Recently, Mathworks came out with a report (Source not available as of July 2018) where they surveyed the financial industry, and concluded that the quality of data, rather than the volume of data, is by far the biggest data-related challenge financial institutions face. For anyone working with data warehousing at a bank or insurance company, this comes as no surprise: Data quality is widely considered to be one of the biggest challenges when it comes to creating and maintaining a data warehouse, especially in the financial sector.
Having worked for about 15 years with data warehousing and reporting in the financial industry, I’ve seen a lot of customers struggling with data quality. In my experience, one key mistake many organizations make, is that they have too narrow an understanding of what quality actually is, often equating data that is factually correct with quality data and not considering other factors that can lower data quality even when the facts are accurate. A close cousin to this mistake is assuming that there can be only one version of the data that is “correct”. This version is often referred to as “the truth”. A common consequence of this is that these organizations will often have a data warehouse that only will hold one single version of the value for each field.

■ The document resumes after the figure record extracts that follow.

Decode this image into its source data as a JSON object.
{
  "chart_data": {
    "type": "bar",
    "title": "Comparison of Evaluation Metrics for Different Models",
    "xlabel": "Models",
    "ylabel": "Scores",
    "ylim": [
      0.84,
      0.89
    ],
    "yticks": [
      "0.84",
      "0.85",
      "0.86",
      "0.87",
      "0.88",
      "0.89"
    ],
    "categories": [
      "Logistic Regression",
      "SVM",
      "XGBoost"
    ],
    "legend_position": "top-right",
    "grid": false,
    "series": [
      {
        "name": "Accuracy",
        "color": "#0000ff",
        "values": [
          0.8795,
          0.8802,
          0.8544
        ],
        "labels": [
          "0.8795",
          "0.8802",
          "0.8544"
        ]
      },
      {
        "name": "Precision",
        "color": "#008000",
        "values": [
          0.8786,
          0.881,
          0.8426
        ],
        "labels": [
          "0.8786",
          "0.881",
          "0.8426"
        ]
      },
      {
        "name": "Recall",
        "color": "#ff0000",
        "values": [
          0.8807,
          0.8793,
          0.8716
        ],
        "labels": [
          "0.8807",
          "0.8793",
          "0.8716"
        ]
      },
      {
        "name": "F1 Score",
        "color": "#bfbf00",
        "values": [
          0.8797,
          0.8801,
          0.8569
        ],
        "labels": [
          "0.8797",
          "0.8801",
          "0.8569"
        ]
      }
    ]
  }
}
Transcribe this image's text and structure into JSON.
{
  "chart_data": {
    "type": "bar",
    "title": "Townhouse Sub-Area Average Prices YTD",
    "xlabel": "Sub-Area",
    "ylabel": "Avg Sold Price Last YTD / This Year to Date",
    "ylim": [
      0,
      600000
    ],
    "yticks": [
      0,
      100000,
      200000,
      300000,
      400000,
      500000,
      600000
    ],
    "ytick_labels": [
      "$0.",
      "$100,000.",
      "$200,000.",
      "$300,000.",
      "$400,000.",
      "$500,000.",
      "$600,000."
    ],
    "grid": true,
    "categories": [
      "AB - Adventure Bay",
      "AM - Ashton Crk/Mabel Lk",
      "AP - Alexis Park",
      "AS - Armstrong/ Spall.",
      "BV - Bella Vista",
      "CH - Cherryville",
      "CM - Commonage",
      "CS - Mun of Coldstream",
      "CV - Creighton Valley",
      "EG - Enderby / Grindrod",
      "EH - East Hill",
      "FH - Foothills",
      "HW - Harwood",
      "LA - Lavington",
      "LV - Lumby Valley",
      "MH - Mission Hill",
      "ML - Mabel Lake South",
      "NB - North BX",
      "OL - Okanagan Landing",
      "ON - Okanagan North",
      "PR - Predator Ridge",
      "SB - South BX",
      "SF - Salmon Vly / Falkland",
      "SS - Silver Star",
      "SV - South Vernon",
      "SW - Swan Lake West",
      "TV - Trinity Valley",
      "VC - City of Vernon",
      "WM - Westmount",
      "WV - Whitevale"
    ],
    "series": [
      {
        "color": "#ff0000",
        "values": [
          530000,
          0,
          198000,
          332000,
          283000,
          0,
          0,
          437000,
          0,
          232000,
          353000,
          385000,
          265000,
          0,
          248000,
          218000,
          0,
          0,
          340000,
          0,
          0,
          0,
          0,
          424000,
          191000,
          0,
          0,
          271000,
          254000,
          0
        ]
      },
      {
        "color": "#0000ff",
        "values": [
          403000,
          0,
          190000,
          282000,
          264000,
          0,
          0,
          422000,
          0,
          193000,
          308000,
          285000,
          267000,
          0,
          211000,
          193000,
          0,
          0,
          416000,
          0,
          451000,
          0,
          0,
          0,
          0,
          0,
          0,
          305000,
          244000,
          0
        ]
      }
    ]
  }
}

The problem with this approach is that very often there are multiple valid definitions or interpretations for the value of a specific field, definitions or interpretations that all yield a result that is factually “correct,” but that may be in conflict with one another nonetheless. In some cases one user group (say, legal reporting) will want to use a certain price for a security and at the same time another user group (say, risk and performance) will want to use another price for the same security. If your data warehouse only supports one value per field, in this case price, then at least one of the user groups will be unsatisfied with the data and claim that the information is “wrong”.
Just before the holidays I met with a senior manager at an international bank who was experiencing exactly this problem. Their data warehouse only supported one definition of price and they had two influential departments with conflicting definitions of price. These two departments were locked in an ongoing battle. One department would register a change request to have a price changed to the close price. Two days later the other department would register a change request to have it changed back to mid price. Both prices were factually correct, but both departments were vehemently claiming that the price was wrong and had to be changed in accordance with their change request. During this struggle, the perception grew in the organization that the data held in their data warehouse was of poor quality (which it was, but not due to inaccuracy), much to the disappointment of the management who made a significant investment in their data warehouse to specifically address the continuous complaints in the organization over poor data quality.
The solution to this problem is not to try to unify all the data definitions for every department or to focus on data management, but to support multiple and parallel definitions of the same concept. In order for your data warehouse to be accepted as the default source of data for analytical and reporting purposes, the well founded needs of the users must outweigh the desire to establish a company wide definition of each piece of data, even if it at first glance might seem as a compelling proposition to have a ‘single version of the truth’. Without a proper support for multiple and parallel definitions of the same data entity, you risk not being able to capitalize on your investments in your data warehouse.
A data warehouse must be flexible enough to treat data in all of the ways that your organization requires. Failure to do this can result in poor data quality even when the accuracy of data has been assured with meticulous care.